OK. So for starters – what is Lagom? To be honest this can be difficult to pin down. My Swedish better half and I argue about it now and then. Lagom to me means 'a middle amount which is not too much or not too little'. Think Goldilocks and the three bears – Lagom is like baby bear.

If the American dream is 'you too can have it all' the Swedish dream is 'you too can be Lagom.'

Thus, I occasionally will exclaim 'goddamn I hate lagom – lets bust it up and go for the gold' In which case my husband rolls his eyes because a) I don't usually talk like that and b) he insists my lagom is just bigger, thus I cannot escape Lagom. So according to my hubby, Pappa bear's bed is lagom for Pappa bear and Mamma bear's bed is Lagom for Mamma bear.
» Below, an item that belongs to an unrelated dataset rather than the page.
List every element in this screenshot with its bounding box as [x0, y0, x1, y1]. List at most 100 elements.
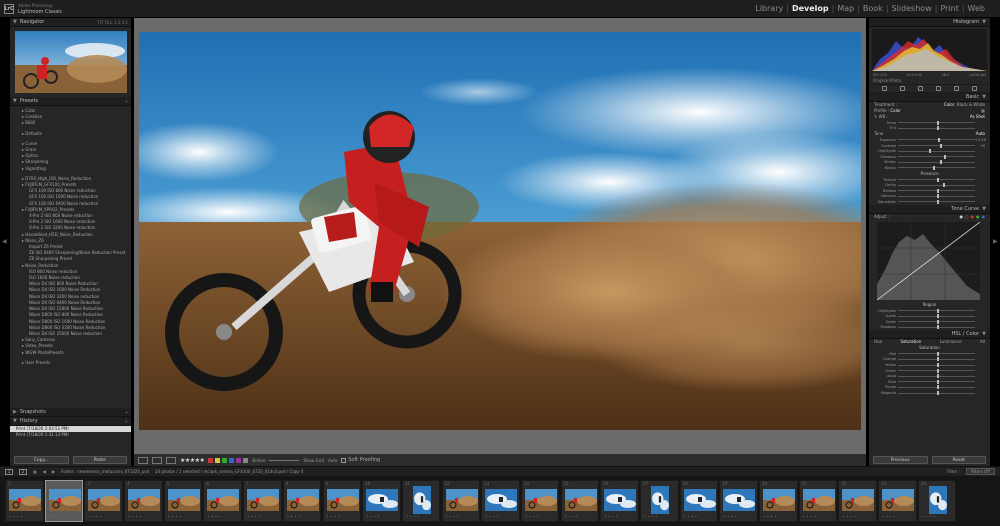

Total Crap I say. Because here is one of the Lagom myths they spread around Sweden. I think it backs up my argument. But maybe the Swedes are on to something. Maybe Lagom is something special to Swedish. I have to say, I think English can get by without it.

The story of Lagom.

Lagom is an old viking tradition. Back in the day the vikings would fill up one giant beer glass and set it on the table. Each strong viking male would take a swig of the beer and pass it on to his compadre. The idea was that there should be enough beer to last an entire round of the table. Each viking should have his lagom share. If the beer ran out, one of the Vikings had drunk too much. If there was beer left over, one of the vikings had not drunk enough. But, since Vikings are the archetypical Swedes, more often than not, they drank just lagom.

But then they sailed to America. And they each got their own beer mugs.